Another cool thing about this project is that I managed to convince another teacher in our school to participate.  I was hoping to convince more than one, but even getting one is such an accomplishment!  Mrs. Pagel and her second graders also participated in the Global Read Aloud project, posted projects on the Global Read Aloud wiki, created Photo Stories, created a Voice Thread, AND Skyped!!!  Oh, AND made a Wall Wisher, AND made life sized "flat" characters of some teachers around the building AND came to Buddy Read with us during week 3!  Thanks Mrs. Pagel!


So, in essence, the point I am trying to get to with this blog- OUR KIDS CAN DO ANYTHING!

And, I'm still not sure if any other special education classes participated, but, next year, I am going to be sure to encourage them to!

We cannot wait until next year's GRA and look forward to making even more connections throughout the year!
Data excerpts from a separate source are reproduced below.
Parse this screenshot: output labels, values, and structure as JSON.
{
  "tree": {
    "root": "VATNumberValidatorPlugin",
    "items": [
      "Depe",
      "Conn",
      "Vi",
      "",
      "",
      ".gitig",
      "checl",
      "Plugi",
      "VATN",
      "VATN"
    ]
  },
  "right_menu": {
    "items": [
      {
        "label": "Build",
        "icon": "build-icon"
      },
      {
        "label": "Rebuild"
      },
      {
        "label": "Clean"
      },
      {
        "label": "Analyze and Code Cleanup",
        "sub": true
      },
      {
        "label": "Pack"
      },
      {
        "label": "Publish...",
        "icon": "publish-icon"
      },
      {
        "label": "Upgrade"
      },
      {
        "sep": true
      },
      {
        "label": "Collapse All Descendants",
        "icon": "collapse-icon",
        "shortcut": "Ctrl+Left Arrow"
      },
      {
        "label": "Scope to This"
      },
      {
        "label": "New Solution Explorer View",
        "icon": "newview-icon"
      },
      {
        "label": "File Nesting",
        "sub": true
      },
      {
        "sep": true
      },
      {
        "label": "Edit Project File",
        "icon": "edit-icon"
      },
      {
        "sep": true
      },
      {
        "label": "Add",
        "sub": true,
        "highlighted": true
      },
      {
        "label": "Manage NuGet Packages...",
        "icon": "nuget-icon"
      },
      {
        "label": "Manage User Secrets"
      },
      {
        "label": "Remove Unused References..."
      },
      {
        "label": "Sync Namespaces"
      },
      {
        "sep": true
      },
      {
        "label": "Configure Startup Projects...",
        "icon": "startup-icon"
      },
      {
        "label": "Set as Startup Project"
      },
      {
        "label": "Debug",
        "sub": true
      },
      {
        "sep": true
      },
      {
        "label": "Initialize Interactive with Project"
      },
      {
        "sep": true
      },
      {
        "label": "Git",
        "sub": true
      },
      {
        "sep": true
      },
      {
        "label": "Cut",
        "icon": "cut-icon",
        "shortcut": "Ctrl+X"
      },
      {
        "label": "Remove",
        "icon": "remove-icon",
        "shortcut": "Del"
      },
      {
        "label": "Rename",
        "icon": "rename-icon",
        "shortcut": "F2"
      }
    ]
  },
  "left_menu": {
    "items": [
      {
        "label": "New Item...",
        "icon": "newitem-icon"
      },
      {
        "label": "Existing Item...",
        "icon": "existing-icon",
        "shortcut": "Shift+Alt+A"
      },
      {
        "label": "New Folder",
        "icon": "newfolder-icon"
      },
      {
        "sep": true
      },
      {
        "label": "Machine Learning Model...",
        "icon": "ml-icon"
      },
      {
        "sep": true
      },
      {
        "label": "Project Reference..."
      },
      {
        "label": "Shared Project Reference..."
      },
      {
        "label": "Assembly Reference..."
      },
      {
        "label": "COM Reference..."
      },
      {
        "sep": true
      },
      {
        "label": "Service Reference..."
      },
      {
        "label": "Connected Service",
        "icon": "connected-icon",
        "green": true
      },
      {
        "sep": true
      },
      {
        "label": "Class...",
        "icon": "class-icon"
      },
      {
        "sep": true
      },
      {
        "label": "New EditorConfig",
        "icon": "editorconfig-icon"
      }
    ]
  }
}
(Note to skeptics: This project included reading comprehension, listening comprehension, reading fluency, problem solving, story elements, written expression, literary genres, making global connections, practicing social skills, addressing an envelope, writing a letter, blogging, fine motor skills, and communication!!!!)


Angie said...

What an awesome post. I too have a special education class with students aged 8-12 years old (in Australia) and as much as I would love to participate in something like this, I too worry about whether or not they would 'compete' with other classes in general education. I think I need to stop worrying about what others might think my of students and start participating! I'll have to remember the project for next. Thanks for writing such a motivating post that shows how we should never underestimate the abilities of our students.

Aviva said...

I think that what you've done here is incredible! You helped to ensure that this project was successful for all of your students. Your students are lucky to have you as their teacher. Thanks for including us in your part of the project too!


Janette De said...

A couple years ago my special education class (Functional Skills/MO to Severe if you need a label) participated in a Gingerbread Man exchange. We made and mailed off a lot of them. We also got a lot in the mail. We looked on the calendar to find where they came from etc. It was soooo fun.